One of the leading London cycle shops, the West London Cycle Stores also had branches at 25 Castle St East and 22 Holborn Viaduct. The Viaduct, completed in 1869, took six years to build, and this area became a centre for bicycle shops: Gamages based their business there, which obviously brought in a lot of business.

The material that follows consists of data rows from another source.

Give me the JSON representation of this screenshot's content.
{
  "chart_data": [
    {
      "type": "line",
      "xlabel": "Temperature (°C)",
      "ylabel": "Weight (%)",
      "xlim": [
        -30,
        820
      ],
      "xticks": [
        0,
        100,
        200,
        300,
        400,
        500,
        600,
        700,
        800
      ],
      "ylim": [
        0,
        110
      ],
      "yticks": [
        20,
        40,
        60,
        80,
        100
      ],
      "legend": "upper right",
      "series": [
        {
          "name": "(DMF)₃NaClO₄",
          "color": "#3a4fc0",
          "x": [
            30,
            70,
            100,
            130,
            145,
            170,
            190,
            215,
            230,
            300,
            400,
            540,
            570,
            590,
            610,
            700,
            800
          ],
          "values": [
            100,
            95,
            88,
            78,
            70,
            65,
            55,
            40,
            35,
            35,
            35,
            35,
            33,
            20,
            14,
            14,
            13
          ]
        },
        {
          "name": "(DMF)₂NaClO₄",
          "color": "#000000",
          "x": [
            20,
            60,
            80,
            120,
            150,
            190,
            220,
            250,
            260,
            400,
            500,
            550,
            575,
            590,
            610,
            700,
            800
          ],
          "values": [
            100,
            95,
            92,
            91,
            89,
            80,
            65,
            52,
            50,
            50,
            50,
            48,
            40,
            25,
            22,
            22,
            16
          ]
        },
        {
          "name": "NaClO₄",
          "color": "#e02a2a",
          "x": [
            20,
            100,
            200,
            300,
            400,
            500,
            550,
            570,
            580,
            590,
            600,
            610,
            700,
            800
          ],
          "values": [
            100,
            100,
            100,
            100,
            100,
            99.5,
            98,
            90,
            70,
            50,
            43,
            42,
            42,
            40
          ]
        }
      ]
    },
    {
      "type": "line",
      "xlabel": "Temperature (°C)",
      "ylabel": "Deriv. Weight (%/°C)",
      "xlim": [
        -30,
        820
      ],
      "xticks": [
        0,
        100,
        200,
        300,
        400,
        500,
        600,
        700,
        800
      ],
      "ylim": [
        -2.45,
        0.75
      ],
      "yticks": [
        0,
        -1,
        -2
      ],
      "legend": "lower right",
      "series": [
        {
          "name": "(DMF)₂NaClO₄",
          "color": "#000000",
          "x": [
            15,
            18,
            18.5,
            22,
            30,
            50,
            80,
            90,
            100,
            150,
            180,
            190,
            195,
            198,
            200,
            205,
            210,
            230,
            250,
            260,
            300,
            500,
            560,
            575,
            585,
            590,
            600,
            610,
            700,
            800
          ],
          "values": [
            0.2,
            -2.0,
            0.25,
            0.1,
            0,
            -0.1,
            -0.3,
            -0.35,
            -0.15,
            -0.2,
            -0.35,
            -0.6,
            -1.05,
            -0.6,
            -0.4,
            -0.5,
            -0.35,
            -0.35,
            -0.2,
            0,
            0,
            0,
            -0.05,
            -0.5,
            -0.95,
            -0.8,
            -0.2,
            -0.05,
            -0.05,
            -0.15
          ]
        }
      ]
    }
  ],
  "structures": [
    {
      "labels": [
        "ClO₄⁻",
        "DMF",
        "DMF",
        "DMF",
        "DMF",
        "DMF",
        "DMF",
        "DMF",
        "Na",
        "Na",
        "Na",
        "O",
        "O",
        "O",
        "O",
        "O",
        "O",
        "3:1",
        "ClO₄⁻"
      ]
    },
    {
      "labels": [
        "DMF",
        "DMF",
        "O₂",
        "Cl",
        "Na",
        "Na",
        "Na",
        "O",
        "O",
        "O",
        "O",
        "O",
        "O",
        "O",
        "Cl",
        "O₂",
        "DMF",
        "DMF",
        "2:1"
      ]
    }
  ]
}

According to the notice (below) in the London Gazette of February, 1891, the West London Cycle Stores was wound up in December, 1889. The business subsequently became the Ormonde Cycle Co.
ORMONDE BICYCLE DEPOT
Freeman St, Adelaide, Australia
Ormonde also features in Australian history. The Ormonde Bicycle Depot, at 31 Freeman St, Adelaide, Australia was where Vivian Lewis started his business, initially as a cycle importer and reseller and then making his own cycles, motorcycles, and a few cars. He was one of the founders of the Australian cycle and motor industry. Events in May 1898 were to change the course of the Lewis Cycle Works: visiting with her Gladiator motor tricycle, French racing cyclist Mlle Serpolette made her Adelaide base at the Lewis Cycle Works. This was the first motorised vehicle to be brought to Australia.
When the motor tricycle wouldn’t run, works manager Tom O’Grady spent time first repairing then test riding it. Within ten months, O’Grady had obtained plans and built a small internal combustion engine, which was fitted to one of the pacing triplets and tested in Freeman St in March 1899. Though bicycles remained the focus through 1899, O’Grady’s motor was developed further and fitted to a tandem, then removed from the tandem to be the power unit of the first Lewis car, which took to the streets of Adelaide in November 1900. From that date on the name of the business changed to reflect its new-found interests: Lewis Cycle Works became Lewis Cycle & Motor Works.
Around 1895, Ormonde Cycle Co amalgamated with the St. Andrews Cycle Co of Romford, the latter company’s large factory being used by the new concern. Subsequent companies were the New Ormonde Cycle Co and, after 1900, the Ormonde Motor & Cycle Co (described as the Ormonde Motor Co in their motorcycle advertisements. Their first motorcycle was introduced in 1900.